22 miles is the distance from Gaza City to the Rafah crossing. Over half of Gaza’s population is now located in Rafah, with most people living as refugees. They were forced to flee their homes by Israel’s bombing campaign, which began in the north of Gaza but has since touched every part of the 24-mile-long strip. By the end of October, 40 percent of homes in Gaza had already been damaged or destroyed. By January, this number was up to 70 percent. As of February, 85 percent of Gaza’s residents had been displaced.
Some pilgrimages, like this one in Cape Town and this one in the East Bay, have had hundreds, even thousands of participants. Some are small groups, and others, like me, are individuals, walking with all the others in spirit. All of us are walking to raise awareness about the need for a permanent ceasefire.
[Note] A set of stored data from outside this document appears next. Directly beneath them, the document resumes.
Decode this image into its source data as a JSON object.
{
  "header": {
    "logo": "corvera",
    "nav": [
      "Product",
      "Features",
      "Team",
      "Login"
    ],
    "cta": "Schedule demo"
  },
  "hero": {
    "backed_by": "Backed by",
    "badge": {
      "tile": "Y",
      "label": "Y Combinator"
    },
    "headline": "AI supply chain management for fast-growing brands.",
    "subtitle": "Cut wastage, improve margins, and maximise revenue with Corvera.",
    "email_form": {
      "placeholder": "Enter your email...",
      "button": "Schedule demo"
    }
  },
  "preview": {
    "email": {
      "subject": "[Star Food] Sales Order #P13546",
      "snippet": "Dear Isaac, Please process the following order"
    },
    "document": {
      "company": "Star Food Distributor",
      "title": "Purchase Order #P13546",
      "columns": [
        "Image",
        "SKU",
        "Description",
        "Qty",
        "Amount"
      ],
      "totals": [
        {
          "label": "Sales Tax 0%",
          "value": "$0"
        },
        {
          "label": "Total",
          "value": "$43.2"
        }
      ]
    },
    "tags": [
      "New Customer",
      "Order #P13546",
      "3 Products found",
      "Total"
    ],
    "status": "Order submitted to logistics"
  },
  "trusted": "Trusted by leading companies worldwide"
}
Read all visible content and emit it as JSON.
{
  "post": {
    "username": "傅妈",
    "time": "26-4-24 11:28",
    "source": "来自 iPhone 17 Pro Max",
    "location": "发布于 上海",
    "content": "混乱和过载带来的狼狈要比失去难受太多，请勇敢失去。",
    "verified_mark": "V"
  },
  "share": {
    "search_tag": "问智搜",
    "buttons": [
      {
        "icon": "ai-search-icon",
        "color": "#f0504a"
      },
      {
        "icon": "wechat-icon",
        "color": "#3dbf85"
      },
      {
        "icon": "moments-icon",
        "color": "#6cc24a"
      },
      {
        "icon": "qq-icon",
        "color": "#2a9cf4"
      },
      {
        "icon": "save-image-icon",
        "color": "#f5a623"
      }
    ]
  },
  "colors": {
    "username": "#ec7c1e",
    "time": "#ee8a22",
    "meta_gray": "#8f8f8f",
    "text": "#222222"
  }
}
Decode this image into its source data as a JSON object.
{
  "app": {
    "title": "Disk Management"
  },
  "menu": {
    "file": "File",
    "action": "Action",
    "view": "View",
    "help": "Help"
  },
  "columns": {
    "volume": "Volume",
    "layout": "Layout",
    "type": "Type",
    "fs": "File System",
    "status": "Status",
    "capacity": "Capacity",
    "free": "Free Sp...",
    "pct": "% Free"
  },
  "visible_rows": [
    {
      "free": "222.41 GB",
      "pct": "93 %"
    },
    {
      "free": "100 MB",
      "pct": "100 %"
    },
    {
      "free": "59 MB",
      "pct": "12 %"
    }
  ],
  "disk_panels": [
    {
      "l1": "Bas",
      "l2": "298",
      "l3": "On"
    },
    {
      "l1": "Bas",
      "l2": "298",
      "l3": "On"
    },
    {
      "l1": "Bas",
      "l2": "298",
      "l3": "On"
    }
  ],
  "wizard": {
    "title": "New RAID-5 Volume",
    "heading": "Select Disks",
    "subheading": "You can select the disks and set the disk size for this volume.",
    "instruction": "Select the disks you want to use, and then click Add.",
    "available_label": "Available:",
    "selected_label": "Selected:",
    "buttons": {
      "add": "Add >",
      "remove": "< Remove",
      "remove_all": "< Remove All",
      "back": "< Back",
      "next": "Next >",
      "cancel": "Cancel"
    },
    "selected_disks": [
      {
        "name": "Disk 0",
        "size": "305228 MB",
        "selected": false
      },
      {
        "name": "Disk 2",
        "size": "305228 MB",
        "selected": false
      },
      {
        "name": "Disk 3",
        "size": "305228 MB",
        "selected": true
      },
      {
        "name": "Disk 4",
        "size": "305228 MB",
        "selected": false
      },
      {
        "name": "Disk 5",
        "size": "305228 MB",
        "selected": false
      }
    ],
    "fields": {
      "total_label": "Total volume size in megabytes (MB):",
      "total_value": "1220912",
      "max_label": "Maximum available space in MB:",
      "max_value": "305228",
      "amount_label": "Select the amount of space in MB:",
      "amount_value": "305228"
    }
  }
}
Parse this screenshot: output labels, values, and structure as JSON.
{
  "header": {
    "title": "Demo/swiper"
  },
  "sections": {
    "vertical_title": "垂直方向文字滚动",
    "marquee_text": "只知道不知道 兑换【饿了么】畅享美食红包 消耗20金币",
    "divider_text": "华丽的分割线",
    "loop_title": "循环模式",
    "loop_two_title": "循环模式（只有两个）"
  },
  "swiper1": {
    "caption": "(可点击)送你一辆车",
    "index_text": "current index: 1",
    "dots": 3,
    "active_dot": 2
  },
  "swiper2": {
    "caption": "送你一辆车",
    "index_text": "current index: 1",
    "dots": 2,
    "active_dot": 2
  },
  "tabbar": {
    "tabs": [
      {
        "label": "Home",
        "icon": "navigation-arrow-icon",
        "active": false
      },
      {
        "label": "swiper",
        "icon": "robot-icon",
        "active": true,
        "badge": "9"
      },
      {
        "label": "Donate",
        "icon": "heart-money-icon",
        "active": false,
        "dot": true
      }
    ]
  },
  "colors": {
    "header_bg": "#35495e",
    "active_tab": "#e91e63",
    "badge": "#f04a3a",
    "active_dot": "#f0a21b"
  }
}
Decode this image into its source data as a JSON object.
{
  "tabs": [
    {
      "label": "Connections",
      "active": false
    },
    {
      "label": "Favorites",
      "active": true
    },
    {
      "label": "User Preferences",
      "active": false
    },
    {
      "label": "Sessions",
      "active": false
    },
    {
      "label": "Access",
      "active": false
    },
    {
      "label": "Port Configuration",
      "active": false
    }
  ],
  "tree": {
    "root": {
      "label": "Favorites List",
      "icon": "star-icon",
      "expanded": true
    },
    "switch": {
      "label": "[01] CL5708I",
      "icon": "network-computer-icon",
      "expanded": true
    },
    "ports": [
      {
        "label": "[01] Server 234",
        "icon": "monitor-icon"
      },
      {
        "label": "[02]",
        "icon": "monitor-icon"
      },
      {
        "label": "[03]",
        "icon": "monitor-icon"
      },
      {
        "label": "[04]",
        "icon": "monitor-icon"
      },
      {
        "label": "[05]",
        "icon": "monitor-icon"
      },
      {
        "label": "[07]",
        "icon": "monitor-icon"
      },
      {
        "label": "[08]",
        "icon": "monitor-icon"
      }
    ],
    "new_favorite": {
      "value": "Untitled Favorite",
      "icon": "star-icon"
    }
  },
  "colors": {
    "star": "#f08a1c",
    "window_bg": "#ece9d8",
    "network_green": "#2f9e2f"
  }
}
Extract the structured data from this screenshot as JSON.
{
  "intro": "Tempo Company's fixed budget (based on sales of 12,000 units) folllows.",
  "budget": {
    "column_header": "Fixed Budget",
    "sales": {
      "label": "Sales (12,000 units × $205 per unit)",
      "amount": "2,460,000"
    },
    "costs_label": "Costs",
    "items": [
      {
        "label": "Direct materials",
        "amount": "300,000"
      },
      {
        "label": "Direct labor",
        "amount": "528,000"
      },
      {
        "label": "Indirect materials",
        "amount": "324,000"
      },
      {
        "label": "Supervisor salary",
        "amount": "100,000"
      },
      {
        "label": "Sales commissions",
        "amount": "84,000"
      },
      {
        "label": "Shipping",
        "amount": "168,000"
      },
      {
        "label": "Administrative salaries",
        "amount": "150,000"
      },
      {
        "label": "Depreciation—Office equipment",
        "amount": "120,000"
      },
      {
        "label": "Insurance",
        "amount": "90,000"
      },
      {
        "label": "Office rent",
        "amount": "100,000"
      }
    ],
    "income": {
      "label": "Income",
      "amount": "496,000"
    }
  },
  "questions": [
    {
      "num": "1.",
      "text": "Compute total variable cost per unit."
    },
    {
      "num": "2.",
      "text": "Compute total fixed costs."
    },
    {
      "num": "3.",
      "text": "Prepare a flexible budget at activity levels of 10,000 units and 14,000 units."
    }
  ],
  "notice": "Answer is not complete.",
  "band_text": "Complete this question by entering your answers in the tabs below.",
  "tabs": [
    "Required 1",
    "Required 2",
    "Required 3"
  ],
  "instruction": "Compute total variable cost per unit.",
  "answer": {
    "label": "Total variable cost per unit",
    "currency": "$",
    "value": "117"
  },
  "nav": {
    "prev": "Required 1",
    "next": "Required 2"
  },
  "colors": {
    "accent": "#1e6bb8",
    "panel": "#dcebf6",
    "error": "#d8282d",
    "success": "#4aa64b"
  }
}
Central to this movement is a belief that God in Christ — the suffering, scapegoated, subversive Palestinian rabbi — walks with us.
This pilgrimage is an example of a nonviolent tactic sometimes known as trek. The Selma to Montgomery March of the Civil Rights Movement and the Indian Salt March (led by Gandhi) are among the most famous examples of this tactic, which historically was about people gathering in large numbers to journey to the same destination in order to draw attention to an injustice.
Today, a trek may include people walking a symbolic route in solidarity from afar, while spreading awareness of the collective cause via social media. That’s what I’m doing this week, and while my solo pilgrimage won’t grab headlines like the Cape Town crowd, the individual actions of many participants add up to casting a wider net for a movement.
The spiritual power of a such a tactic is not to be underestimated either.
Rabbi Abraham Joshua Heschel was a friend to the Rev. Dr. Martin Luther King, Jr. who participated in the March to Selma. He later reflected on the experience,
For many of us the march from Selma to Montgomery was about protest and prayer. Legs are not lips and walking is not kneeling. And yet our legs uttered songs. Even without words, our march was worship. I felt my legs were praying.
In the years since, Heschel’s words have been adopted with a kind of shorthand. If you’ve heard anyone speak of “praying with your feet,” you can thank the late Rabbi for his wisdom.
A pastor and activist friend of mine shared this phrase with me a number of years ago. We were part of a small group leading a weekly action together — a vigil for racial justice in front of a police station. “Praying with your feet” immediately resonated with my spirit, which had been enlivened by showing up week after week for justice’s sake. Gathering with community to lament the way the world is, while embodying hope for the way it could be, is the truest expression of church I have known and the purest form of prayer.
Moving — through a march, a vigil, a pilgrimage — lets the body do the work of prayer. Sometimes at such actions there are spoken prayers that seek — often quite beautifully — to put words to a community’s grief and longings. But when words are insufficient, there are bodies, moving and vital. By praying with our feet we remind ourselves and the world around us of the life for which we struggle. We move from abstraction to embodiment, from ideas to flesh and blood. We are re-membered, so to speak. that life is worth protecting, that violations to life’s dignity demand courageous, full-bodied intervention.
As I write this, my legs are tired — a physical reminder of the pain of the Palestinian people. My body keeps me on purpose. This soreness connects me with a collective soreness of spirit, including the ache of my own heart. Praying with my feet, I feel more deeply connected with those struggling for freedom and flourishing. I am tired, yet spiritually revived.
Tomorrow I will continue this sacred trek. Until then, I let my body rest. May this also be a prayer for those who have no rest.